In any Japanese city, it doesn’t take long to find a corner restaurant (some with seats, some just standing counters) where you can enjoy a quick bowl of udon. Popular for century upon century, udon is a white, thick noodle, made from wheat flour. By itself, the flavor is plain, but as a vehicle for a fragrant broth and a variety of toppings, it fits the bill perfectly.
The freshly made (not dried) noodles are boiled in plain water, and then put into a bowl with a soy sauce and mirin (rice wine) based soup in it. It’s understood that there is a flavor divide between east Japan and west Japan, most easily identifiable by the soy sauce flavor strength. In the east (this includes Tokyo), it is a strongly flavored soy sauce broth, whereas in the west (this includes Osaka and Kyoto), it is a milder broth with a more prevalent katsuobushi (dried bonito flakes) imparting.

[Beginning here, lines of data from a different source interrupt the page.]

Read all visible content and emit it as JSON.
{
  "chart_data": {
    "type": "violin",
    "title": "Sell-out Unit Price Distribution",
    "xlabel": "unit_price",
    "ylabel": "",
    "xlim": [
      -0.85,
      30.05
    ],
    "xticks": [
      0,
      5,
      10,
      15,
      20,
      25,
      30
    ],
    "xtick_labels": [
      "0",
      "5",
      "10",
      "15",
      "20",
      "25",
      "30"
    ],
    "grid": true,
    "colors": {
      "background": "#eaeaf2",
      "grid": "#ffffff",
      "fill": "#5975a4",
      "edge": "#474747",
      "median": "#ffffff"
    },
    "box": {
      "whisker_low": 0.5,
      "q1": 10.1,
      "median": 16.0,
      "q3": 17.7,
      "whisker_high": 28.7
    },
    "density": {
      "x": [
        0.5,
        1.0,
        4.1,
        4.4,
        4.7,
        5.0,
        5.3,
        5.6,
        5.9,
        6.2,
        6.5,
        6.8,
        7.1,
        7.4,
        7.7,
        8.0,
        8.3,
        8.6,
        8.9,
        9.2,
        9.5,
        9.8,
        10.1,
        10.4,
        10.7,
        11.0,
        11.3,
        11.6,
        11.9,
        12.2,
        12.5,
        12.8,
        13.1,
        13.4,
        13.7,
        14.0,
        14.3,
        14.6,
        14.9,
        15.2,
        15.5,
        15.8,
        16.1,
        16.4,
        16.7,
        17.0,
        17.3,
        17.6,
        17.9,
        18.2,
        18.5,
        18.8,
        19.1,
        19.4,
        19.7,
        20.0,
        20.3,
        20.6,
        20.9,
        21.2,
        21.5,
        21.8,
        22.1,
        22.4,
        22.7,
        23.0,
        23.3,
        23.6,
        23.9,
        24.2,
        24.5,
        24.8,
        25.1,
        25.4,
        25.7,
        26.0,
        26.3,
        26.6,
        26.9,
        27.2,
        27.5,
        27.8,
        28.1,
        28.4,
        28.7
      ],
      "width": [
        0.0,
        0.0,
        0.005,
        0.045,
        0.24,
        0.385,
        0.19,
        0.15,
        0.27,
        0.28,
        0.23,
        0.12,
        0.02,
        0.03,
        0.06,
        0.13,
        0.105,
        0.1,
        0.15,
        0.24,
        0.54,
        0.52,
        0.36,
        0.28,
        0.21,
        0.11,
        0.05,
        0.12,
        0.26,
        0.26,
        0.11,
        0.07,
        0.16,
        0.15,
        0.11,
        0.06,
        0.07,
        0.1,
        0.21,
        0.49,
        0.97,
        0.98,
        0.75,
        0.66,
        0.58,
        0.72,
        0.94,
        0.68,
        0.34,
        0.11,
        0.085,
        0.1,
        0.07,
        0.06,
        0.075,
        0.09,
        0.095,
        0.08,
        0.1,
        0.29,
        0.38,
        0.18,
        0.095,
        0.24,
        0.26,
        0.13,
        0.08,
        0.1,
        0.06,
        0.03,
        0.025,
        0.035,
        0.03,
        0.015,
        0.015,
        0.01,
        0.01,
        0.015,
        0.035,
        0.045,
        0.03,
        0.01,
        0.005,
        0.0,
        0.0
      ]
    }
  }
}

Although the udon can be enjoyed as simply noodles in soup, it is most often adorned with some vegetables, tempura, or some variety of tofu. Perhaps the most popular rendition is called “kitsune,” which means red fox, and is indicative of the color of the sweetened, fried tofu “pockets” laid on top. “Kakiage,” which is tempura patty usually comprised of tiny shrimp and vegetables, is another type of food you may find placed on top of the udon. Other popular ways to eat udon include cracking a raw egg into the soup (it ends up getting poached in the broth) or just with a simple pinch or two to wakame, a type of wet seaweed.
Udon noodles alone sometimes find themselves enlisted as a “shime,” or carbohydrate ending to a meal. For instance, as a final step in a motsu nabe (innards hot pot) or sukiyaki meal. However you enjoy the noodles, their slightly firm, thick form is sure to make for something satisfying.